Sheepishly I must admit that I am among the world's worst packers. I am the girl who goes to the beach with eleven sweaters (just in case the beach is chilly at night), four books, and sunscreen in SPFs 5 to 100, but no bathing suit; the camping trip with no socks or matches but hiking boots to match every outfit. Thus, preparing to move all the possessions my family and I will need for basic everyday life for the next few months is quite a tall order for my poor self. I am fighting the urge to pack everything and leave my house with nice neat castles of laboriously stacked and labeled cardboard boxes, but it's hard. I love packing things up, but I do not love so much the realization (hypothetical as yet) that I have packed all of Mason's pajamas and every last pair of my contacts in a gigantic box on the bottom of the stack in the garage (knock on wood that my hypothetical doesn't become reality). So I am trying to make a list of everything that we will need and stick to it faithfully as I box up the unnecessaries permanently and pack up the necessaries in easily accessible bins and duffel bags. My goal this week is to get together all the things I can send back with Chris this weekend (we're switching vehicles so that I have the truck to bring back all the last-minute stuff and Mason's big items), but a number of things stand in my way:

1.) My organizational ADHD (I LOVE to organize, but I usually get distracted by all the cool things I uncover and end up moving on to another project prematurely...rinse, wash, and repeat.) Sidenote: interesting things I found last night include my social security card, a $20 Panera gift card from 2008, and my black Northface fleece. Not a bad score! Wonder what I'll find tonight?
2.) My sidekick who adores packing...er, unpacking. M thinks moving is a really fun new game I've come up with to entertain him. Example: I pack a dozen DVDs. M pulls out three and drops his pacifier in the box--what is to him, apparently, a fair trade. As M pushes the box flaps inside, I try to wedge a couple of Wii games in before he dives in headfirst. And so on in much the same fashion until I give up and let him climb the stairs.

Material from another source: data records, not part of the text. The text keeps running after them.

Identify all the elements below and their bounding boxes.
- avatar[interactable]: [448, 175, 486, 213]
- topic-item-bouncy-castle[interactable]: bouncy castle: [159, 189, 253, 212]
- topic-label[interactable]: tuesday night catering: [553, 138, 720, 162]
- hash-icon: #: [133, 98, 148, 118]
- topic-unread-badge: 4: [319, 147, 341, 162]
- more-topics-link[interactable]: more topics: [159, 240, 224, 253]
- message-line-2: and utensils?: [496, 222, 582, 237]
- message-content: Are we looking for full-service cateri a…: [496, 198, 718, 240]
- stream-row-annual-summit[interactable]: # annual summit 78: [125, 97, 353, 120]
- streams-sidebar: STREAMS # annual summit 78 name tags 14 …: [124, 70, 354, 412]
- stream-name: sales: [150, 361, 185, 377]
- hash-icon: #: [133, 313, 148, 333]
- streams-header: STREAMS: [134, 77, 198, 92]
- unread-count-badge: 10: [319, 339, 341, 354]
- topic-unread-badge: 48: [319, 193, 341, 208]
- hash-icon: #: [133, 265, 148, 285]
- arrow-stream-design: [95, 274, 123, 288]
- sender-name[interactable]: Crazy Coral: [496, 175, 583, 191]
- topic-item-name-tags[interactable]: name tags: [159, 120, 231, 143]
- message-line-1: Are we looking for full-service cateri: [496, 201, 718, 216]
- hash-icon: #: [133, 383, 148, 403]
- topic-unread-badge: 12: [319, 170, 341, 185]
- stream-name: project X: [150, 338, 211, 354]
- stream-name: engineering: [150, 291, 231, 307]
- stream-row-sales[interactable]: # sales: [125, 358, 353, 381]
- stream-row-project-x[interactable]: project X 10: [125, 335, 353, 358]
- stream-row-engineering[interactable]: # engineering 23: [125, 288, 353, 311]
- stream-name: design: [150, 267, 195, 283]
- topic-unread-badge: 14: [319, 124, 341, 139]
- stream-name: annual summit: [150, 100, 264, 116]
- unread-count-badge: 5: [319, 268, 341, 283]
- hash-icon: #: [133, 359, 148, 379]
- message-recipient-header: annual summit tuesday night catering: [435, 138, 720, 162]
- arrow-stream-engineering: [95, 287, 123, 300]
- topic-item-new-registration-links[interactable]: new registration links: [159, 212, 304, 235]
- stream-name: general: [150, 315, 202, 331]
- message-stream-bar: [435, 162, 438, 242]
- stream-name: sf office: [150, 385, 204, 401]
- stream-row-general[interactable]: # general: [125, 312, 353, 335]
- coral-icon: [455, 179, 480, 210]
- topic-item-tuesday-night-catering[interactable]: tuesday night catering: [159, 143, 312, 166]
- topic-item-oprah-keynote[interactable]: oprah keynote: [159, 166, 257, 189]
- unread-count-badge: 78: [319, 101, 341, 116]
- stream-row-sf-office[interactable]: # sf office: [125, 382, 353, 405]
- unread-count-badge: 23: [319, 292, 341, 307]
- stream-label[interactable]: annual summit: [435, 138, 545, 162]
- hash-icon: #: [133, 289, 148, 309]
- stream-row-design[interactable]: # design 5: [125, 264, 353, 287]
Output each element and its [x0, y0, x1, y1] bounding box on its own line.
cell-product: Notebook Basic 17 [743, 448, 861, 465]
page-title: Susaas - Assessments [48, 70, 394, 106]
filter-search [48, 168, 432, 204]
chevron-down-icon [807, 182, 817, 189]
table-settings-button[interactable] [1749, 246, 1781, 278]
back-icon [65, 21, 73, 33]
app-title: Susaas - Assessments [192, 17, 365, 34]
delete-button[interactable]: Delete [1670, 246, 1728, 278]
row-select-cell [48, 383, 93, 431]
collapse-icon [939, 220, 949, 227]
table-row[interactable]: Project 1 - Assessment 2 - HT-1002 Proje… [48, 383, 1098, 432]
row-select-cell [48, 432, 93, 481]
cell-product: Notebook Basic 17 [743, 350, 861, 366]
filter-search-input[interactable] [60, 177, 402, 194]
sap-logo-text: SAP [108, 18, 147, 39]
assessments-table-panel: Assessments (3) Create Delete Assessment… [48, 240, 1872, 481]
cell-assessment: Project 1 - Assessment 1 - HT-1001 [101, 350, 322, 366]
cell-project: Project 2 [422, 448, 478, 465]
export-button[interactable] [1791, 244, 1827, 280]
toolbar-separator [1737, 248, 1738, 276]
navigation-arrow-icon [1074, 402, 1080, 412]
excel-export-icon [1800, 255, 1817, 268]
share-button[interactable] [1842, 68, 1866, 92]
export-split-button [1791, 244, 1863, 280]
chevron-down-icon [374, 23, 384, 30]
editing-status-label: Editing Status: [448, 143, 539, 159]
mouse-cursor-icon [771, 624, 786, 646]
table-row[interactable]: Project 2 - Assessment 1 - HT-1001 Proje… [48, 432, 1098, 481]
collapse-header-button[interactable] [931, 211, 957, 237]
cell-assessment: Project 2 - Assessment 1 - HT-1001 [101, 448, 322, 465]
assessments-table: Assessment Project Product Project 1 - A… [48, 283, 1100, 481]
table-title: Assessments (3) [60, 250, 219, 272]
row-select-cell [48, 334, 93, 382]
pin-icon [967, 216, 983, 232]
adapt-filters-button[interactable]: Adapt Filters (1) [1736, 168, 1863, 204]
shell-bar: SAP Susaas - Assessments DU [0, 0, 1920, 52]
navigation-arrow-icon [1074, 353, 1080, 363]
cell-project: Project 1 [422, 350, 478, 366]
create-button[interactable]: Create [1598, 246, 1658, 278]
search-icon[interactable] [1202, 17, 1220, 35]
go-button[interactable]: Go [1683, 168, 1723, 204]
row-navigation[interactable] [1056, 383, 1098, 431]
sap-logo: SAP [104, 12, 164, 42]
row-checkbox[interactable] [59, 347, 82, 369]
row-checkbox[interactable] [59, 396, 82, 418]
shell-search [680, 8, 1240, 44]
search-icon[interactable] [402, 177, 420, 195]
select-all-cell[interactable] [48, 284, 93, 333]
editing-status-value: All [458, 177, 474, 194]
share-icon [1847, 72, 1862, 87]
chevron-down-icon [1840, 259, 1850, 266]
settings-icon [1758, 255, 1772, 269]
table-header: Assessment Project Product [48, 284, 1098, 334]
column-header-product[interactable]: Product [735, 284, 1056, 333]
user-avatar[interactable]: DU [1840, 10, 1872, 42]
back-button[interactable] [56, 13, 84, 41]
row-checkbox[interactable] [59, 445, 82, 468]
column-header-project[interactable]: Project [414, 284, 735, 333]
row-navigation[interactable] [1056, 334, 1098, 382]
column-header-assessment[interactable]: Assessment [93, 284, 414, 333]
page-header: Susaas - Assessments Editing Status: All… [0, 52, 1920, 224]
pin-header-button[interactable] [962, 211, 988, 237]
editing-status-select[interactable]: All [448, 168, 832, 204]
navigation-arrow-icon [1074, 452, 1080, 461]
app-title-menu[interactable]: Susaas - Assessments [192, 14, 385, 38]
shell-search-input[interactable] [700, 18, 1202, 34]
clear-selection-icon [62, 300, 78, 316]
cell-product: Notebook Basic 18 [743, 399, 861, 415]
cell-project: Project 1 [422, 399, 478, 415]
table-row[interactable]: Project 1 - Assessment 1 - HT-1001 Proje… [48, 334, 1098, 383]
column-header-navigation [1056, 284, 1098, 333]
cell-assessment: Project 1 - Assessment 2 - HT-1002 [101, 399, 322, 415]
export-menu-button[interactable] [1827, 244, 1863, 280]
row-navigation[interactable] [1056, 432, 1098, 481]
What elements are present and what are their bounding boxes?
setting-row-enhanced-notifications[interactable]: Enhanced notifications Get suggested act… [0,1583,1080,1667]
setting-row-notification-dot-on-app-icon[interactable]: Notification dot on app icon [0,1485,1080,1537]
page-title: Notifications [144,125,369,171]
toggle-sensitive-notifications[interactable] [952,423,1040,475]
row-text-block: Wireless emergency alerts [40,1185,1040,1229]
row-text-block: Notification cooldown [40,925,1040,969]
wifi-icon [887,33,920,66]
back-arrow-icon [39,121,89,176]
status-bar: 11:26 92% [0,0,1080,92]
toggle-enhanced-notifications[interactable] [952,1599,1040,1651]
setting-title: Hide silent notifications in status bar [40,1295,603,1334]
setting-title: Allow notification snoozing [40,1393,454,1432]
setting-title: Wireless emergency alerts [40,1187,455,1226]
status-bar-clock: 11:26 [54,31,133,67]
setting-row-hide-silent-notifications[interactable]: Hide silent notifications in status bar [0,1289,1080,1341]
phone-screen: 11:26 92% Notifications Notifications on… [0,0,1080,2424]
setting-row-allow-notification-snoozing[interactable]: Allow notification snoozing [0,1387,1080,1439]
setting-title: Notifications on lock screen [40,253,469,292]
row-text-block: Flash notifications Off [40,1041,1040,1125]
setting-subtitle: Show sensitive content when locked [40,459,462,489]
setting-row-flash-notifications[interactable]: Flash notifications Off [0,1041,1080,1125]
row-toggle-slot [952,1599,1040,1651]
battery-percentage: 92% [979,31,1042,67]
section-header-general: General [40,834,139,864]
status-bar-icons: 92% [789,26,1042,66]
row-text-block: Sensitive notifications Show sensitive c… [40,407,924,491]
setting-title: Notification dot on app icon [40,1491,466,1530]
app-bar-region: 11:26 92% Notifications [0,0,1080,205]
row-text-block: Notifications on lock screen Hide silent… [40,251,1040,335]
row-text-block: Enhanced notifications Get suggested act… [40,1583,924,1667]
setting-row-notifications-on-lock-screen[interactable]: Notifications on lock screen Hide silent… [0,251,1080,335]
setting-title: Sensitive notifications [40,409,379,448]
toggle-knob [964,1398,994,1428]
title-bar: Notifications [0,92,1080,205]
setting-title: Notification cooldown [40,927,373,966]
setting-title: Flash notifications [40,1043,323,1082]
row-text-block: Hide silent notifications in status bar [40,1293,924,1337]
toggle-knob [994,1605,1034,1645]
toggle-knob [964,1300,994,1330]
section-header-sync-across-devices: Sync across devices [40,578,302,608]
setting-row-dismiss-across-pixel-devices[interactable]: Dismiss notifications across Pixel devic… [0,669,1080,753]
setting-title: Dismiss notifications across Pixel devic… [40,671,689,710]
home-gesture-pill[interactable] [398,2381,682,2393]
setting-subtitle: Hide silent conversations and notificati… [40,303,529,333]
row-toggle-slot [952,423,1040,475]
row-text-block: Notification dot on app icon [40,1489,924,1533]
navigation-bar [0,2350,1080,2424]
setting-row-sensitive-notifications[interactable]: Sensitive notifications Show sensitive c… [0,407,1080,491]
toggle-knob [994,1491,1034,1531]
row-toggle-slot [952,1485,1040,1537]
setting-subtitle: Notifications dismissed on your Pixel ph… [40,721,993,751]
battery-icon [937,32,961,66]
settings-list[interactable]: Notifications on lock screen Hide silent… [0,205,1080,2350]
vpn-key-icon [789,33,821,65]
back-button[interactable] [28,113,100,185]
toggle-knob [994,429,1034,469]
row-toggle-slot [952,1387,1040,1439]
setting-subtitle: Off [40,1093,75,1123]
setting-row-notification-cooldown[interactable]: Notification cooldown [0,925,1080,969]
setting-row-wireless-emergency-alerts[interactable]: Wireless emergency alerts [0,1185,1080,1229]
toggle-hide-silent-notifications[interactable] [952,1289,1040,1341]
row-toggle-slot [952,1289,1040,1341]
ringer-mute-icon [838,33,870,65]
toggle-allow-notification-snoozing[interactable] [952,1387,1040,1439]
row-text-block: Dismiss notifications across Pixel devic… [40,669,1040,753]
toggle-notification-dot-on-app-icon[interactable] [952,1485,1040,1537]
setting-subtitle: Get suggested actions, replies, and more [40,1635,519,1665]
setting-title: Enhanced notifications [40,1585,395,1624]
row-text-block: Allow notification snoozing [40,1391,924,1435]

I was determined to finish culling all my teaching materials today and condense my office supplies to a manageable box or two, but I was quickly distracted by one of the funniest websites I've ever seen: http://www.notwithoutmyhandbag.com/babynames/14.html. I googled bad baby names, inspired by a coworker who has suggested some truly awful names for her baby (currently in utero). In her defense, I will say that you must be immune to other peoples' opinions when you name a child, so as long as you and your husband adore a name, then you should shrug off everyone else's input (albeit, you must be prepared to someday defend yourself against a hormonal teenager who seeks revenge on parents who named her Agatha). If you can live with a name for countless future years and are okay with your beloved child living with that name as well, then go for it. But don't expect people to swoon with admiration when you propose the name Hanley for a boy or Henry for a girl. You SHOULD remember, however, that naming a child is not your opportunity to draw attention to yourself; it is a grave endeavor that should be approached with the utmost thought and selflessness, lest your child hate you forever. Oh, and the funny website definitely mocked the name Mason (excerpt: Mason is my 2 year old son's name. It is in the top 100 boy's names for 2001. I think it is a stong boy's name. Why would anyone make fun of it?
Response: Because they're opposed to his secret Masonic orders trying to overthrow the government, along with Ted Turner, the secret Catholic cultists in the Supreme Court, and the Anti-Defamation League. Duh! ). Haha! Well, my grandfather WAS a Mason, so there you go. I'm all about names with meaning.

Well, there you go...evidence of why packing is difficult for me: I am a tangential creature. Seriously, though, take a look at this website because it is a hoot!

It's a good thing Miriam and Jen are coming over to help me wrangle SuperBaby while I get a few things together. Whew!